07.07.2026 - Verlust durch US-Zölle/Toyota verlagert Tacoma-Fertigung nach Texas

Toyota wird 3,6 Milliarden US-Dollar investieren, um die Produktion seines meistverkauften mittelgroßen Pick-ups Tacoma bis 2030 zurück in die USA zu holen. So soll im texanischen Werk San Antonio eine zweite Montagelinie eingerichtet werden, um auch dort den Tacoma zu montieren. Dadurch würden etwa 2.000 Arbeitsplätze vor Ort geschaffen, hieß es weiter. In San Antonio werden derzeit größere Pick-ups und SUVs gebaut. Gegenwärtig gibt es dort 3.700 Mitarbeiter. Mehr Fahrzeuge in den USA zu produzieren, wird Toyota helfen, die hohen Importzölle auf seinem größten Markt zu reduzieren. Der weltgrößte Autohersteller benötigt zudem mehr Produktionskapazitäten in den USA, weil er Schwierigkeiten hat, seine Händler in dem Land ausreichend mit Fahrzeugen zu versorgen, sagte John Murphy, Gründer der Beratungsfirma Murphy Automotive Partners.

 

Toyota baut den Tacoma derzeit in etwa gleichen Stückzahlen in den mexikanischen Werken Guanajuato und Baja California.

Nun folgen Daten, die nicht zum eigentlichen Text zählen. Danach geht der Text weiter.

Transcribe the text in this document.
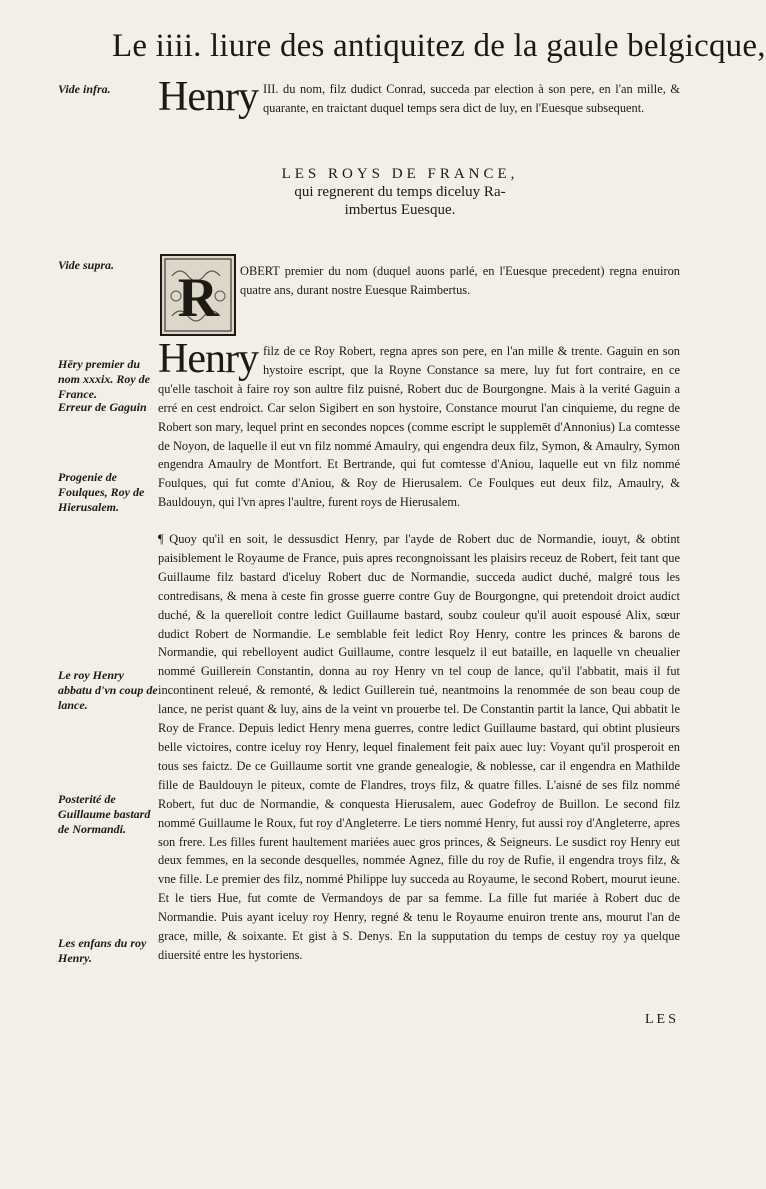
Le iiii. liure des antiquitez de la gaule belgicque,
Vide infra.	Henry III. du nom, filz dudict Conrad, succeda par election à son pere, en l'an mille, & quarante, en traictant duquel temps sera dict de luy, en l'Euesque subsequent.
LES ROYS DE FRANCE,
qui regnerent du temps diceluy Ra-
imbertus Euesque.
Vide supra.
R OBERT premier du nom (duquel auons parlé, en l'Euesque precedent) regna enuiron quatre ans, durant nostre Euesque Raimbertus.
Hēry premier du nom xxxix. Roy de France.
Erreur de Gaguin
Progenie de Foulques, Roy de Hierusalem.
Henry filz de ce Roy Robert, regna apres son pere, en l'an mille & trente. Gaguin en son hystoire escript, que la Royne Constance sa mere, luy fut fort contraire, en ce qu'elle taschoit à faire roy son aultre filz puisné, Robert duc de Bourgongne. Mais à la verité Gaguin a erré en cest endroict. Car selon Sigibert en son hystoire, Constance mourut l'an cinquieme, du regne de Robert son mary, lequel print en secondes nopces (comme escript le supplemēt d'Annonius) La comtesse de Noyon, de laquelle il eut vn filz nommé Amaulry, qui engendra deux filz, Symon, & Amaulry, Symon engendra Amaulry de Montfort. Et Bertrande, qui fut comtesse d'Aniou, laquelle eut vn filz nommé Foulques, qui fut comte d'Aniou, & Roy de Hierusalem. Ce Foulques eut deux filz, Amaulry, & Bauldouyn, qui l'vn apres l'aultre, furent roys de Hierusalem.
Le roy Henry abbatu d'vn coup de lance.
Posterité de Guillaume bastard de Normandi.
Les enfans du roy Henry.
¶ Quoy qu'il en soit, le dessusdict Henry, par l'ayde de Robert duc de Normandie, iouyt, & obtint paisiblement le Royaume de France, puis apres recongnoissant les plaisirs receuz de Robert, feit tant que Guillaume filz bastard d'iceluy Robert duc de Normandie, succeda audict duché, malgré tous les contredisans, & mena à ceste fin grosse guerre contre Guy de Bourgongne, qui pretendoit droict audict duché, & la querelloit contre ledict Guillaume bastard, soubz couleur qu'il auoit espousé Alix, sœur dudict Robert de Normandie. Le semblable feit ledict Roy Henry, contre les princes & barons de Normandie, qui rebelloyent audict Guillaume, contre lesquelz il eut bataille, en laquelle vn cheualier nommé Guillerein Constantin, donna au roy Henry vn tel coup de lance, qu'il l'abbatit, mais il fut incontinent releué, & remonté, & ledict Guillerein tué, neantmoins la renommée de son beau coup de lance, ne perist quant & luy, ains de la veint vn prouerbe tel. De Constantin partit la lance, Qui abbatit le Roy de France. Depuis ledict Henry mena guerres, contre ledict Guillaume bastard, qui obtint plusieurs belle victoires, contre iceluy roy Henry, lequel finalement feit paix auec luy: Voyant qu'il prosperoit en tous ses faictz. De ce Guillaume sortit vne grande genealogie, & noblesse, car il engendra en Mathilde fille de Bauldouyn le piteux, comte de Flandres, troys filz, & quatre filles. L'aisné de ses filz nommé Robert, fut duc de Normandie, & conquesta Hierusalem, auec Godefroy de Buillon. Le second filz nommé Guillaume le Roux, fut roy d'Angleterre. Le tiers nommé Henry, fut aussi roy d'Angleterre, apres son frere. Les filles furent haultement mariées auec gros princes, & Seigneurs. Le susdict roy Henry eut deux femmes, en la seconde desquelles, nommée Agnez, fille du roy de Rufie, il engendra troys filz, & vne fille. Le premier des filz, nommé Philippe luy succeda au Royaume, le second Robert, mourut ieune. Et le tiers Hue, fut comte de Vermandoys de par sa femme. La fille fut mariée à Robert duc de Normandie. Puis ayant iceluy roy Henry, regné & tenu le Royaume enuiron trente ans, mourut l'an de grace, mille, & soixante. Et gist à S. Denys. En la supputation du temps de cestuy roy ya quelque diuersité entre les hystoriens.
LES
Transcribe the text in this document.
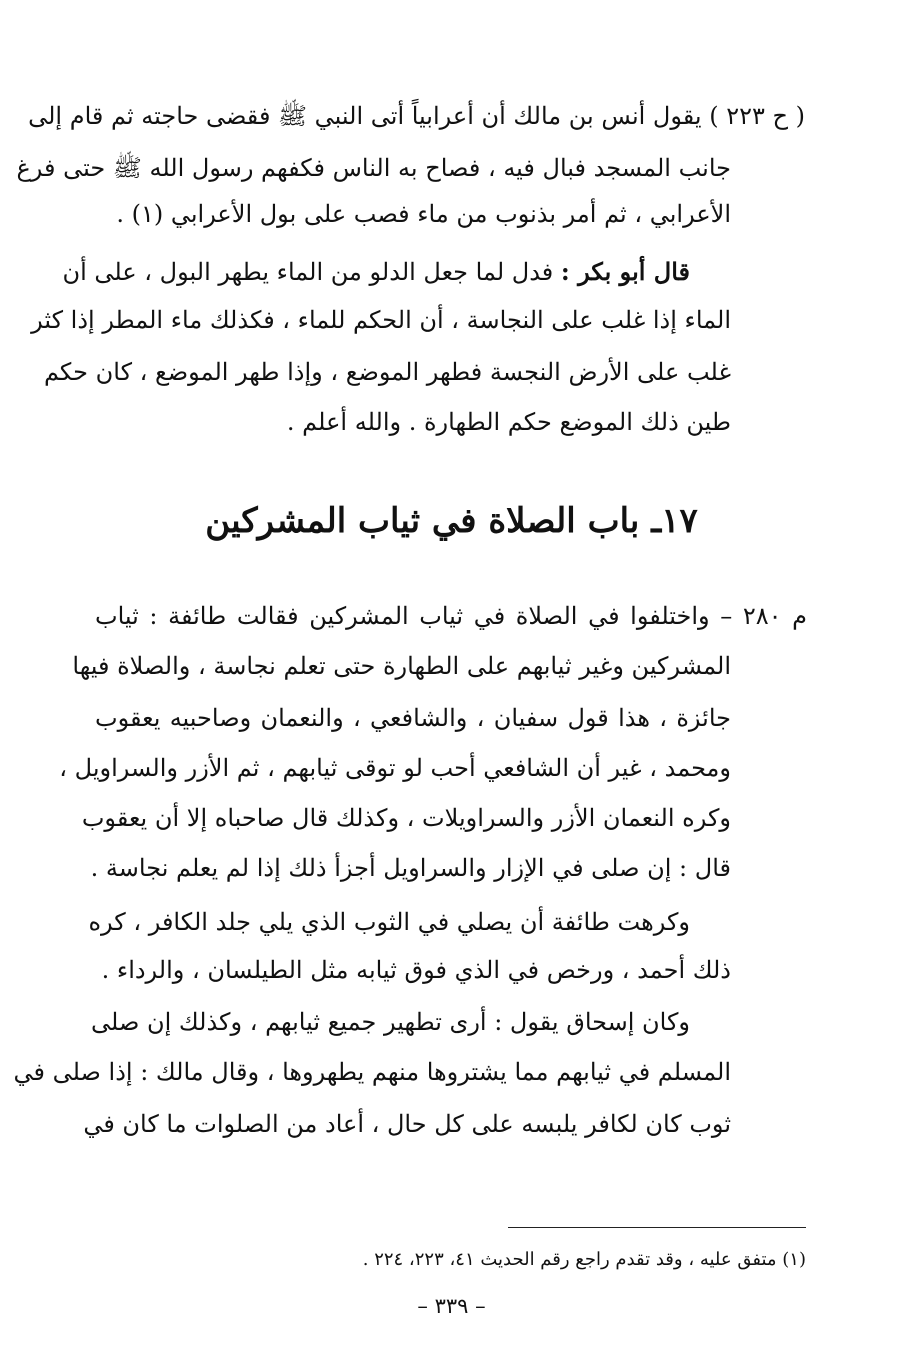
( ح ٢٢٣ ) يقول أنس بن مالك أن أعرابياً أتى النبي ﷺ فقضى حاجته ثم قام إلى
جانب المسجد فبال فيه ، فصاح به الناس فكفهم رسول الله ﷺ حتى فرغ
الأعرابي ، ثم أمر بذنوب من ماء فصب على بول الأعرابي (١) .
قال أبو بكر : فدل لما جعل الدلو من الماء يطهر البول ، على أن
الماء إذا غلب على النجاسة ، أن الحكم للماء ، فكذلك ماء المطر إذا كثر
غلب على الأرض النجسة فطهر الموضع ، وإذا طهر الموضع ، كان حكم
طين ذلك الموضع حكم الطهارة . والله أعلم .
١٧ـ باب الصلاة في ثياب المشركين
م ٢٨٠ – واختلفوا في الصلاة في ثياب المشركين فقالت طائفة : ثياب
المشركين وغير ثيابهم على الطهارة حتى تعلم نجاسة ، والصلاة فيها
جائزة ، هذا قول سفيان ، والشافعي ، والنعمان وصاحبيه يعقوب
ومحمد ، غير أن الشافعي أحب لو توقى ثيابهم ، ثم الأزر والسراويل ،
وكره النعمان الأزر والسراويلات ، وكذلك قال صاحباه إلا أن يعقوب
قال : إن صلى في الإزار والسراويل أجزأ ذلك إذا لم يعلم نجاسة .
وكرهت طائفة أن يصلي في الثوب الذي يلي جلد الكافر ، كره
ذلك أحمد ، ورخص في الذي فوق ثيابه مثل الطيلسان ، والرداء .
وكان إسحاق يقول : أرى تطهير جميع ثيابهم ، وكذلك إن صلى
المسلم في ثيابهم مما يشتروها منهم يطهروها ، وقال مالك : إذا صلى في
ثوب كان لكافر يلبسه على كل حال ، أعاد من الصلوات ما كان في
(١) متفق عليه ، وقد تقدم راجع رقم الحديث ٤١، ٢٢٣، ٢٢٤ .
– ٣٣٩ –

Die Produktion aus dem Werk in Baja wird nach Fertigstellung der Erweiterung im Jahr 2030 nach San Antonio verlagert, während die Produktion im Werk Guanajuato unverändert fortgesetzt wird, erklärte das Unternehmen. Toyota lehnte eine Stellungnahme zu den Plänen für das Werk in Baja nach dem Wegfall des Tacoma ab.

 

Der Tacoma, der Mitte der 1990er Jahre auf den Markt kam, ist seit langem das dominierende Modell im Segment der mittelgroßen Pick-ups. Dessen Verkaufszahlen übertreffen regelmäßig die der Konkurrenten wie Ford Ranger und Chevrolet Colorado. Das Werk in San Antonio montierte den Tacoma bereits von 2010 bis 2021, bevor die Produktion vollständig nach Mexiko verlagert wurde.

 

In San Antonio produziert Toyota seinen größeren Pick-up Tundra und den SUV Sequoia. Knapp 200.000 Fahrzeuge laufen dort derzeit pro Jahr vom Band. Mit der Tacoma-Linie soll die Jahresproduktion dort um etwa 150.000 Fahrzeuge steigen. 

 

Trotz seiner umfangreichen Produktionspräsenz in den USA - beliebte Modelle wie Camry, Corolla und RAV4 werden unter anderem in Amerika gefertigt - haben Zölle auf Teile, Komponenten und Fahrzeuge, die aus Japan importiert werden, Toyotas Gewinne sinken lassen. Die nordamerikanische Sparte des Unternehmens rutschte im Geschäftsjahr bis März in die Verlustzone, nachdem sie durch US-Zölle einen operativen Verlust von 1,38 Billionen Yen (etwa 7,5 Milliarden Euro) hinnehmen musste.

 

Japanische Autos unterliegen nach einem vor etwa einem Jahr von US-Präsident Donald Trump abgeschlossenen Handelsabkommen einem Zollsatz von 15 Prozent. Der Tacoma unterliegt zudem Zöllen auf seinen nicht-amerikanischen Anteil, da er in Mexiko montiert wird. Das Unternehmen importiert außerdem Fahrzeuge aus Kanada in die USA. Toyota lastet allerdings mehr als 90 Prozent seiner nordamerikanischen Produktionskapazitäten aus - die branchenweit höchst Quote. Das ist laut der Beratungsfirma Autoforecast Solutions ein Zeichen dafür, dass das Unternehmen seine Werke erweitern muss, um mehr Fahrzeuge zu produzieren.

 

Toyotas US-Absatz stieg im ersten Halbjahr 2026 um 0,5 Prozent entgegen dem branchenweiten Rückgang von 2,5 Prozent, wie Motor Intelligence berichtet. Toyota ist nach General Motors der zweitgrößte Autohersteller in den USA gemessen am Absatz. Mehrere Autohersteller haben nach den jüngsten Zollanhebungen Pläne angekündigt, ihre Produktionsstandorte in den USA auszubauen, besonders im Bereich der lukrativen Benzin-Pick-ups und SUVs.